Dan Gillian, vice president of US Government Services for Boeing Global Services, said: “The A-10 serves a critical role for the Air Force and Boeing is proud to extend our legacy of supporting the Thunderbolt and its mission. In partnership with the Air Force and our established supply base, we have started full rate production and are actively supporting the customer’s installation schedule.”
The A-10 wing programme was previously a dry line, with tools and equipment housed in long-term storage. Boeing Global Services revived the tooling and activated the supply base within 12 months of contract award.
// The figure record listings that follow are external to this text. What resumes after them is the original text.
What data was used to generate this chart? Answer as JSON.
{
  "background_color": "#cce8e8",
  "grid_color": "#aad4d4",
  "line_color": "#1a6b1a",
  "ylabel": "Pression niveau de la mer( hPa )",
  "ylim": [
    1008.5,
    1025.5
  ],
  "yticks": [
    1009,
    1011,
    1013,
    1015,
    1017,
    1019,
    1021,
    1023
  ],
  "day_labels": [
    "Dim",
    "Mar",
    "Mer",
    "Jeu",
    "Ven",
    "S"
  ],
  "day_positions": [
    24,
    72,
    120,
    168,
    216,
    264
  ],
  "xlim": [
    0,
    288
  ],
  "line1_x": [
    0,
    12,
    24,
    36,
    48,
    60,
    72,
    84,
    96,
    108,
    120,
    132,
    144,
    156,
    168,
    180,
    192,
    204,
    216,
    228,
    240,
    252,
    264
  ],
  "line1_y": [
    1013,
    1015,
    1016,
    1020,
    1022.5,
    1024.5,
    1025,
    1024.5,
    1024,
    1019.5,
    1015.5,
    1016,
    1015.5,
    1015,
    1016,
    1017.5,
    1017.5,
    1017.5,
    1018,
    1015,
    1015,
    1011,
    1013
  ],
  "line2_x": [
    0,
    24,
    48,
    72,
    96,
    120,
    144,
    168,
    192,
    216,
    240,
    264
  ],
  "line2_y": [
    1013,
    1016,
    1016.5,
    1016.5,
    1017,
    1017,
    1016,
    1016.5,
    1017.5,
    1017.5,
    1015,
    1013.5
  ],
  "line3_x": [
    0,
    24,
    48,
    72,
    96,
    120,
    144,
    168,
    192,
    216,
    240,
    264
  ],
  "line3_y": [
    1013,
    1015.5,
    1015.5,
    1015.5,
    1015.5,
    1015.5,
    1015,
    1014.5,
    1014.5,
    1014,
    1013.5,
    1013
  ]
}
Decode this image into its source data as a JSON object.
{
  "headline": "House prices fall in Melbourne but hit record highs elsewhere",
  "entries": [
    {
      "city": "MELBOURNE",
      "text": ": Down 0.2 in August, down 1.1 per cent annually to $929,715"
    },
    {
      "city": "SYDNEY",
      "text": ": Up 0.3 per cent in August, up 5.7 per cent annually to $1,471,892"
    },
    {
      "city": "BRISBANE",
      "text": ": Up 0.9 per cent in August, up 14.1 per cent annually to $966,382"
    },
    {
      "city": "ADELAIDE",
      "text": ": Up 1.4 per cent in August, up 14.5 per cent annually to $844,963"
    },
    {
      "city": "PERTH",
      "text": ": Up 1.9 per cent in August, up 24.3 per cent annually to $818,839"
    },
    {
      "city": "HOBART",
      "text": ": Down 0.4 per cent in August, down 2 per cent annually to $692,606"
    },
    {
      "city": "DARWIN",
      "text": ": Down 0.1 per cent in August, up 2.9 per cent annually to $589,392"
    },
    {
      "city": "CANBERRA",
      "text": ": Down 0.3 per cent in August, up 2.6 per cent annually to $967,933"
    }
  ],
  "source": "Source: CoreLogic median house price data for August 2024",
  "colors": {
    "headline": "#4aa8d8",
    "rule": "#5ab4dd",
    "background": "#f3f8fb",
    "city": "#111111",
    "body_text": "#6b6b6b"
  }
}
The company’s previous experience with the A-10 includes delivering 173 enhanced A-10 wing assemblies under an earlier, separate contract. The USAF had announced on August 12, 2019, that it had completed installation of those wing assemblies on all 173 aircraft. Boeing had originally been awarded a $2bn contract in 2007 to manufacture news wings for 242 A-10s, but the contract had been allowed to lapse by the USAF after only 173 new wing sets had been produced.
In recent years there have been numerous attempts by the USAF to prematurely retire the A-10C, citing high maintenance and manpower costs in keeping it airworthy, but each effort has been thwarted by Congress. Instead, the USAF has been forced to keep the type operational, with the intention of keeping it in service through to the 2040s. Over 280 currently still remain in USAF service while in addition a further 51 A-10Cs and 49 older model A-10As are in storage with the 309th Aerospace Maintenance and Regeneration Group at Davis-Monthan Air Force Base, Arizona.